Issue - meetings

Issue - meetings

Under-occupation in the Council’s housing stock

Meeting: 05/10/2016 - Housing Panel (Panel of the Scrutiny Committee) (Item 67)

67 Under-occupation in the Council’s housing stock pdf icon PDF 44 KB



Background Information


The Panel requested a report on measures to tackle under-occupation in the Council’s housing stock when agreeing its work plan for 2016/17.  This follows a previous report in February 2015.


Why is it on the agenda?


The Panel is asked to note and comment on the report.  The Panel may also wish to agree one or more recommendations to put to the City Executive Board in November.


Who has been invited to comment?


·         Cllr Mike Rowley, Board Member for Housing;

·         Bill Graves, Landlord Services Manager.




Additional documents:



The Landlord Services Manager introduced the report which provided an update on a report presented to the Panel in February 2015.  He said that the incentives for downsizing were largely unchanged and remained among the most generous in the country but demand was not changing.  Only 10% of over 60s were found to be open to considering downsizing despite the incentives on offer.  


Overall 60% of Council properties were under-occupied but there had been a fairly significant drop of 140 under-occupied properties.  Some of these were due family members moving in to avoid the bedroom tax.  The Council had written to under-occupiers and a home-swapper event had raised the profile of mutual exchanges but had not resulted in any people downsizing.

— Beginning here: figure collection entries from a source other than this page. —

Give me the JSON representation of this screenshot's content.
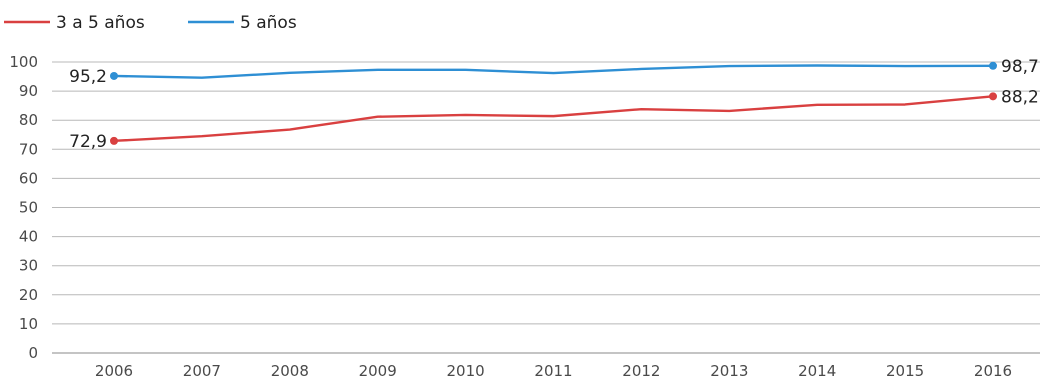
{
  "chart_data": {
    "type": "line",
    "title": "",
    "xlabel": "",
    "ylabel": "",
    "categories": [
      "2006",
      "2007",
      "2008",
      "2009",
      "2010",
      "2011",
      "2012",
      "2013",
      "2014",
      "2015",
      "2016"
    ],
    "ylim": [
      0,
      100
    ],
    "yticks": [
      0,
      10,
      20,
      30,
      40,
      50,
      60,
      70,
      80,
      90,
      100
    ],
    "grid": true,
    "legend_position": "top-left",
    "series": [
      {
        "name": "3 a 5 años",
        "color": "#d94040",
        "values": [
          72.9,
          74.5,
          76.8,
          81.2,
          81.8,
          81.4,
          83.8,
          83.2,
          85.3,
          85.4,
          88.2
        ],
        "labels": [
          {
            "index": 0,
            "text": "72,9",
            "side": "left"
          },
          {
            "index": 10,
            "text": "88,2",
            "side": "right"
          }
        ]
      },
      {
        "name": "5 años",
        "color": "#2e8fd4",
        "values": [
          95.2,
          94.6,
          96.3,
          97.3,
          97.3,
          96.2,
          97.6,
          98.6,
          98.8,
          98.6,
          98.7
        ],
        "labels": [
          {
            "index": 0,
            "text": "95,2",
            "side": "left"
          },
          {
            "index": 10,
            "text": "98,7",
            "side": "right"
          }
        ]
      }
    ]
  }
}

The Panel commented that the suitability of available accommodation was a big factor and that older people wanted to remain close to friends, family and amenities.  The Panel questioned whether people could have the opportunity to view and assess properties, perhaps staying overnight, with a view to potentially downsizing.  The Landlord Services Manager said that this could hold up properties and cause void losses.  A show home was potentially an option, perhaps using sheltered stock, but he had not come across this idea elsewhere.  The Panel also noted that the neighbourhood was likely to be a big factor for people.


The Panel noted that the Council was waiting for information from Government on the policy of introducing flexible tenancies, which was expected to include the introduction of five year tenancies for new social tenants, successions and some transfers, after which there would be mandatory grounds for possession.  It was hoped that exceptions could be made for people fleeing domestic violence, downsizers and people in regeneration areas and this case was being put to Government. 


The Panel questioned how these changes were being communicated to tenants and heard that there had been a piece in the Tenants in Touch magazine but that the publicity wouldn’t start until the details of the policy were clearer.  The Panel noted that some people may exercise their right to buy in advance of the flexible tenancy and pay to stay policies coming in.  In response to a question, the Panel heard that these changes would affect over 60s as well as working age questions but despite higher rents for many households, staying put was likely to remain the cheapest option for them.


The Panel noted that any decisions on the local implementation of Flexible Tenancies and Pay to Stay are on the Panel’s work plan for pre-decision scrutiny.